During the inquest it was stated that four bolts had failed some time before the accident. The owners, Falcon Cranes, had replaced them, but failed to investigate the causes of the failure. "Speaking after the verdict Liliana Alexa, Mr Alexa’s mother, said: “The bolts needed to be replaced at least every eight years but this crane had no history when Falcon bought it in 2002, so who knows how old the bolts actually were?"
http://www.yourlocalguardian.co.uk/news/local/wandsworthnews/9588212.Jury_blames_company_over_Battersea_crane_deaths/
Under the new legislation fought for by campaigners, cranes have to be fully registered and have a detailed history that can be checked by those hiring the machinery.

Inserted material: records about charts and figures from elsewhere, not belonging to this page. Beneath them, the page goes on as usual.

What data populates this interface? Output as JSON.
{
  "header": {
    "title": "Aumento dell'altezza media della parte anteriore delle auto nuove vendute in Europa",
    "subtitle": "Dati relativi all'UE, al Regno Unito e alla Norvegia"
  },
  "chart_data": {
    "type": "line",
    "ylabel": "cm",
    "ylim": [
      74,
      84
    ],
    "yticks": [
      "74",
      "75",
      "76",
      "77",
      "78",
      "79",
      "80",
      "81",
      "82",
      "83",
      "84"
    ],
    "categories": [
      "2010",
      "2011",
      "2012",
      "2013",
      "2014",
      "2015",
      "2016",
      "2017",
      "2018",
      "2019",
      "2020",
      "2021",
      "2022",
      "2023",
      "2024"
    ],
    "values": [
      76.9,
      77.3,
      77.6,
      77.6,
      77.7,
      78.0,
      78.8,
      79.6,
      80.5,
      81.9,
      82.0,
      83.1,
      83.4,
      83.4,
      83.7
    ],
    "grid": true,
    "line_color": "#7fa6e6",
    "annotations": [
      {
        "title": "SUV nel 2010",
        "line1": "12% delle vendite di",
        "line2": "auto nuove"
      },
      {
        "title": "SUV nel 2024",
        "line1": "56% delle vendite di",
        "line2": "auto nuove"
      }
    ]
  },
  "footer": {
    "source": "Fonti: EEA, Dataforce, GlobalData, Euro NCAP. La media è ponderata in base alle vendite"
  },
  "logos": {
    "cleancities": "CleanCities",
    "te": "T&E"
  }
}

In the decade before the law was introduced there were 60 crane accidents, with 9 deaths and 25 serious injuries. The Health and Safety Executive which provides those figures took Falcon's 180 cranes out of service in 2007, and checked them. It found 10 per cent failed its tests.
That is just one company.
But Lofstadt proposes scrapping regulations, both on inspection and training of staff, and letting the industry look after its own affairs - as it has plainly failed to do, with dangers both to workers in construction and the public. And knowing the way this government thinks, deregulation is just the advice it wanted.
That is why the Battersea Crane Action Group campaigners, the Construction Safety Campaign and London Hazards Centre are going back to the Department of Work and Pensions to register their protest at noon on July 3, and following that with a lobby of MPs and meeting in the Houses of Parliament. That is one day before the consultation ends. Let's hope they have a good turn out.